Both seeded as well as ab initio batch emulsion polymerizations are characterized by colloidal instability, a low RAFT efficiency, inhibition and retardation. These effects were first attributed to transport phenomena concerning the RAFT agent as the consumption rate of highly reactive transfer agents is known to be limited by the interphase transfer rate in many emulsion systems. Similar problems were observed, however, in miniemulsion polymerization in which phase transfer phenomena are essentially eliminated. A more thorough kinetic analysis of the emulsion polymerization demonstrated that the shift of the radical chain length distribution towards lower values increases the radical exit rate leading to a slower polymerization, while also particle formation is hindered.

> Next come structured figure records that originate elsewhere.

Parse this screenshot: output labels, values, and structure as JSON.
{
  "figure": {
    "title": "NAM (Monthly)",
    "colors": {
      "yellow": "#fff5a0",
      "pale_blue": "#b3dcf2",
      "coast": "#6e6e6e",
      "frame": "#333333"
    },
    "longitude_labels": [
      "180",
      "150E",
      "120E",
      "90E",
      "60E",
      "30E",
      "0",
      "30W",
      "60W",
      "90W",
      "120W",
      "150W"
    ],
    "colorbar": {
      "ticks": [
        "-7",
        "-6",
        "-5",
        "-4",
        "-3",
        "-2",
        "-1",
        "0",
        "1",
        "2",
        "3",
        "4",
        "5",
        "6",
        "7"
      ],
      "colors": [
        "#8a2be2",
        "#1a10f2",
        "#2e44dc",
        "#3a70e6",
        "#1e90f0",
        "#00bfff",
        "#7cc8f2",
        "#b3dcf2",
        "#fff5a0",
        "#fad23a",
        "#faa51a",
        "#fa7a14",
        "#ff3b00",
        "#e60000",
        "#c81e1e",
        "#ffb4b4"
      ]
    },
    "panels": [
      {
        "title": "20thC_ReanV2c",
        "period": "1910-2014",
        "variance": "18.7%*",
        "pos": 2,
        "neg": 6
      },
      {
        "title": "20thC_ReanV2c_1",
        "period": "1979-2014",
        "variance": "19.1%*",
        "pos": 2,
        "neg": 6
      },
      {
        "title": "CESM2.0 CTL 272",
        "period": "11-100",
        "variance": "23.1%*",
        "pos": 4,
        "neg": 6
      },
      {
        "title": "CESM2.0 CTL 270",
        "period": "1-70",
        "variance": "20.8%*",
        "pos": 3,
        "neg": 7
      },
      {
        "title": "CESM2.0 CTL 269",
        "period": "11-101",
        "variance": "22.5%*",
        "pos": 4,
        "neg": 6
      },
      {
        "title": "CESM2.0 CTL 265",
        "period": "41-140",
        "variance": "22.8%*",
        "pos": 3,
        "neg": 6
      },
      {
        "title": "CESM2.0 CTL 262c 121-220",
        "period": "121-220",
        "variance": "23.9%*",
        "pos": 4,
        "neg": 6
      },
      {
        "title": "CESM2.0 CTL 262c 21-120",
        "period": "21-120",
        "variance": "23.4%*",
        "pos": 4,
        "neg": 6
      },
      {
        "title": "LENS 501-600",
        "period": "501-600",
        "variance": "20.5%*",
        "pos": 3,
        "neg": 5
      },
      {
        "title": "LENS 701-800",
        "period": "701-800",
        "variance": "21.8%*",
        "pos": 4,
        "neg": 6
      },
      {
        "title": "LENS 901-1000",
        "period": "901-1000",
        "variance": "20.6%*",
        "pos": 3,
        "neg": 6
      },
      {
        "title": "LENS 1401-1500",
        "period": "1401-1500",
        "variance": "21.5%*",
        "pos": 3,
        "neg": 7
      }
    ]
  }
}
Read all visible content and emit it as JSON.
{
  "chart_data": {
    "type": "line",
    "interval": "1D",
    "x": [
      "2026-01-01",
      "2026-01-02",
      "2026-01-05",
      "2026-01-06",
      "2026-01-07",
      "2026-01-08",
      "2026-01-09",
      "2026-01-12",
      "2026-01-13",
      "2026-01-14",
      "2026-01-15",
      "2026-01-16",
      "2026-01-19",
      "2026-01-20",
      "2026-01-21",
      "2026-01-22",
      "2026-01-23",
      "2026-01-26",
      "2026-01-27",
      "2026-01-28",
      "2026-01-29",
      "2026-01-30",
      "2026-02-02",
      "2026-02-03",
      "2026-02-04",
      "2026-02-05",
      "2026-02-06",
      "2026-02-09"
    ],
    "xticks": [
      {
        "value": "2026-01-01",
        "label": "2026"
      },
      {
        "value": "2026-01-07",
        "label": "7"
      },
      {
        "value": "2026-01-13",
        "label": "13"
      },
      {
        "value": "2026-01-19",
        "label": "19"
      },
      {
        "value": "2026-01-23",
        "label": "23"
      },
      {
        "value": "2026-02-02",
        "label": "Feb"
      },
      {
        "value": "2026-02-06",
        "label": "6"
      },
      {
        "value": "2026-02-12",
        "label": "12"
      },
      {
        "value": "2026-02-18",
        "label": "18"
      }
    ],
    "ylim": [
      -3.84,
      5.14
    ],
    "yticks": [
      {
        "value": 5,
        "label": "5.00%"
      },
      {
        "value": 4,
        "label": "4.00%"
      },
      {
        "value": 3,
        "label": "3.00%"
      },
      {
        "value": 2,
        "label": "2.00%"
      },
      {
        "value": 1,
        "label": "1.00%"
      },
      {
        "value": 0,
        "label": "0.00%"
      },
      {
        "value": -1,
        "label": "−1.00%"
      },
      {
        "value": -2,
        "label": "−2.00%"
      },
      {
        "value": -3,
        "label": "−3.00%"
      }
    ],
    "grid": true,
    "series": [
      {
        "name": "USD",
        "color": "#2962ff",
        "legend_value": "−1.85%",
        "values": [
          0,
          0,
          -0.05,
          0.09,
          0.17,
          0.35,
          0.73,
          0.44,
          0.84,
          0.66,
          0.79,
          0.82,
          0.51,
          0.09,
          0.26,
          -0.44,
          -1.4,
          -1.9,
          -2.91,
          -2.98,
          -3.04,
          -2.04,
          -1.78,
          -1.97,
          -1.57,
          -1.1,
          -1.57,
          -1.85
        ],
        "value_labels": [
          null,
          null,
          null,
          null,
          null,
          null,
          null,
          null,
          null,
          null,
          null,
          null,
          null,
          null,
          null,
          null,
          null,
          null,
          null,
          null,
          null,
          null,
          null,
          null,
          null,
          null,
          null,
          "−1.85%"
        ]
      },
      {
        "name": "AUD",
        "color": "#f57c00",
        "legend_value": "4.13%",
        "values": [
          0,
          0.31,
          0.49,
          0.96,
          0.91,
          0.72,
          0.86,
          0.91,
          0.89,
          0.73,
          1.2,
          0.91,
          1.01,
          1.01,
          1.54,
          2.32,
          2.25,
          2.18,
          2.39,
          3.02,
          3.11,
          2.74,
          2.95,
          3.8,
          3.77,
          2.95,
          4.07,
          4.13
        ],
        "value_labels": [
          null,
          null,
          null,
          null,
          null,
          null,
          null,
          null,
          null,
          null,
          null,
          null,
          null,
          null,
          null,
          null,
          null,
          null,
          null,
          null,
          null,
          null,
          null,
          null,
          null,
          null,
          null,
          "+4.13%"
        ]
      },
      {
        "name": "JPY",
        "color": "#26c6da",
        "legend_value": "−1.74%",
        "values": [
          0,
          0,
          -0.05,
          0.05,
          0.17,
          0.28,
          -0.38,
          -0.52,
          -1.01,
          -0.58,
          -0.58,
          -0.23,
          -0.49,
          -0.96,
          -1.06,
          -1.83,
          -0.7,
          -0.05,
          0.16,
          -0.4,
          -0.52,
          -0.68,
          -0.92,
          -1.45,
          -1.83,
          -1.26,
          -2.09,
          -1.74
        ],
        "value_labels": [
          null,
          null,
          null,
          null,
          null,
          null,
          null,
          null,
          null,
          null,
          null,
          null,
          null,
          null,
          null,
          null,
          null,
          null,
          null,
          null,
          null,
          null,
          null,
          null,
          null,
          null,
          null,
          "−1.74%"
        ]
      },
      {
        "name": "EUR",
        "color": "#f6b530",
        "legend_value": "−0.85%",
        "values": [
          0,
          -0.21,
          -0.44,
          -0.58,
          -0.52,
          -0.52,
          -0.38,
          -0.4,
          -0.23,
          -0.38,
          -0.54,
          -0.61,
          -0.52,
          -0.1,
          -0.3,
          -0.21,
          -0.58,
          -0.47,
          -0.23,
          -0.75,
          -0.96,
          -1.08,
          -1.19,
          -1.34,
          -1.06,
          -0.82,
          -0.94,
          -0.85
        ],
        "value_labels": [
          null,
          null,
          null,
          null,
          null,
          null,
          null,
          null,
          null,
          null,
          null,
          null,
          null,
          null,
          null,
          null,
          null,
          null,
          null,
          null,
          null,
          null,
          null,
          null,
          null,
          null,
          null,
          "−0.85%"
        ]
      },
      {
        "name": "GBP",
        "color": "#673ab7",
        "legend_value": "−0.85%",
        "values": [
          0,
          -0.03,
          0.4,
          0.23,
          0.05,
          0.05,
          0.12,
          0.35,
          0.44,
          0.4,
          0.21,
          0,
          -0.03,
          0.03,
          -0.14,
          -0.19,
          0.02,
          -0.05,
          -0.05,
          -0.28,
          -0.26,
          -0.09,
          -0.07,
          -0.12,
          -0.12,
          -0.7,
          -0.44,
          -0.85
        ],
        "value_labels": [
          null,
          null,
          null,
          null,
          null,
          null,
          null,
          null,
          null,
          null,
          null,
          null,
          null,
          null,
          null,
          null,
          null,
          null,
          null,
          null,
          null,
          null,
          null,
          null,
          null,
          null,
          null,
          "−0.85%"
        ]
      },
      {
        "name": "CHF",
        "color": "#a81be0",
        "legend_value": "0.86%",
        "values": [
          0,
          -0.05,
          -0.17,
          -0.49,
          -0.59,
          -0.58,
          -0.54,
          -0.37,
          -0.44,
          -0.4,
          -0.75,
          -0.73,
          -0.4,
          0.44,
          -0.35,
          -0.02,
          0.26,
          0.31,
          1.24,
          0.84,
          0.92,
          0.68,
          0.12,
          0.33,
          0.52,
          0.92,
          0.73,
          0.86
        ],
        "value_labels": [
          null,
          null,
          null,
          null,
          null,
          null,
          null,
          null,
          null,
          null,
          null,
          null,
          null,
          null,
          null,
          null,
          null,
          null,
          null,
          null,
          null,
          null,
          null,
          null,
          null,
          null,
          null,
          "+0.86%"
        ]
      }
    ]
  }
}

The key factor behind the instability in miniemulsion polymerization appears to be of a more thermodynamic nature. Droplet nucleation disturbs the metastable equilibrium between the droplets and causes a small number of droplets in which the RAFT agent has been transformed into dormant oligomers to attract monmer from the unnucleated droplets. This hypothesis is, however, based upon elimination of alternative explanations and has not yet een verified experimentally.

When anionic surfactants were replaced by nonionics, the efficiency of the RAFT agent in miniemulsion polymerization was enhanced. Although stability problems could not be completely overcome, they were reduced to such an extent that they were no longer of importance on the polymerization timescale. This allowed living radical polymerizations to be conducted in a heterogeneous medium with the advantage of radical compartmentalization, leading to well-defined homopolymers (of methyl, butyl and 2-ethylhexyl methacrylate) but also allowed the preparation of 'designer-latices'. Depending on the process conditions (batch vs. semi-continuous), surfactant concentration and initiator, either exceptionally pure block copolymer latices could be synthesized (poly(2-ethylhexyl methacrylate-block-[methyl methacrylate-co-methacrylic acid])), or latices with an interesting bimodal particle size distribution could be obtained, consisting of a large number of small poly(methyl methacrylate) hard spheres and a smaller number of large poly(methyl methacrylate-block-2-ethylhexyl methacrylate) soft spheres of controlled molar mass.

All in all it may be concluded that the increased insight obtained in the mechanism of RAFT polymerization in (mini)emulsion has led to strongly improved microstructural control of the (co)polymers prepared.